Hay en el título de El país que ahora llamaban suyo (Paradiso Ediciones, 2021), segunda novela de Saúl Sosnowski, tres elementos que remiten a su obra poética, narrativa y ensayística: un lugar inasible, dos tiempos trastocados y una forma de posesión que afirma tanto la necesidad de pertenecer como la extranjería. Ambigüedades e incertidumbres, como el viaje mismo, como la (no)pertenencia. El ahora llamaban desestabiliza; constituye la expresión de dos tiempos incompatibles, forzados (condenados) a convivir, como los recién llegados a un lugar que quizá se convierta en “el país de para siempre”.
El título revela un elemento que también reaparece en la obra de Sosnowski: el acertijo. La poesía y la narrativa nos plantean una adivinanza que persigue al, repito, forzado o condenado a la extranjería. El destierro como acertijo que padres e hijos, generaciones tras generaciones, quizá no sean capaces de resolver. La escritura, como vemos en la obra de Sosnowski, es una forma de querer descifrarlo o, al menos, de plantearse preguntas que son más grandes que los que se van. Y es lo que ocurre en cada libro: las grandes historias (el destierro, las guerras, las ocupaciones, el exterminio) rebasan al individuo y cualquier intento de escribirlas. De esa premisa parten los libros de Sosnowski y del lugar incómodo e inevitable que cada uno ocupa en esas historias.
Decir es revelar y, como nos dice el título de su libro de poesía, encubrir; otro acertijo. No sorprende que el decir(se) esté en los títulos de los libros de Sosnowski: Rugido que toda palabra encubre (Alción, 2017, poesía), Decir Berlín, decir Buenos Aires (Paradiso Ediciones, 2020, novela), El país que ahora llamaban suyo. Rugir, decir, llamar. Formas de expresarse, de nombrar, de visibilizar identidades que, como ocurre en los tres libros, son inestables y que, a veces, el desterrado debe ocultar para hacerse pertenecer. El decir se vuelve mucho más complejo en esta nueva novela porque la experiencia del destierro se vive en varias lenguas: idish, hebreo y español.
Nombrar es también repetir lo aprendido de memoria y lo recién adquirido: la oración y la canción en idish conviven con los nombres criollos. Nombrar es traducir lenguas e identidades; como la experiencia del destierro, la traducción es imperfecta.
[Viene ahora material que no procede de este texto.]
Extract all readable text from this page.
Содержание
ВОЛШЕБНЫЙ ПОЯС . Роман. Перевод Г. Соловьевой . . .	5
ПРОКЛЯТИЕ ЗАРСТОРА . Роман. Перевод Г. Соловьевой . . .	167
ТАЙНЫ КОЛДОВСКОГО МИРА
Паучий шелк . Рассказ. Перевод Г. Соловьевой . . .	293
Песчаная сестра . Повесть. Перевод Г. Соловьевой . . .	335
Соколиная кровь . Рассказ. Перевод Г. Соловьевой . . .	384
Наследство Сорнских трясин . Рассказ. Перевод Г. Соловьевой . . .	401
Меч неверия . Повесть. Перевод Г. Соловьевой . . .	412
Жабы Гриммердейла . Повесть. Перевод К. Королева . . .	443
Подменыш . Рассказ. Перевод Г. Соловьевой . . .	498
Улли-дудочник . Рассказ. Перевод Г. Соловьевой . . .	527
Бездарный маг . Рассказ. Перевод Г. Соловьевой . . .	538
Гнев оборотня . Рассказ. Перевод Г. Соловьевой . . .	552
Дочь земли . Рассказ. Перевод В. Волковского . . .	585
A veces, lo criollo puede nombrarse en idish: “horas en que el idish parecía venir de otra parte para describir lo que veían en criollo”. A través de este choque de realidades se va traduciendo y definiendo, como se pueda, la nueva identidad del migrante; traducción e identidad que nunca satisfacen. Las lenguas del destierro van ocupando cuerpos y lugares: “fueron incorporando el sonido que desde el puerto tomó posesión de cuerpos migrantes”, “acentos que fueron poblando ciertos barrios de la ciudad”.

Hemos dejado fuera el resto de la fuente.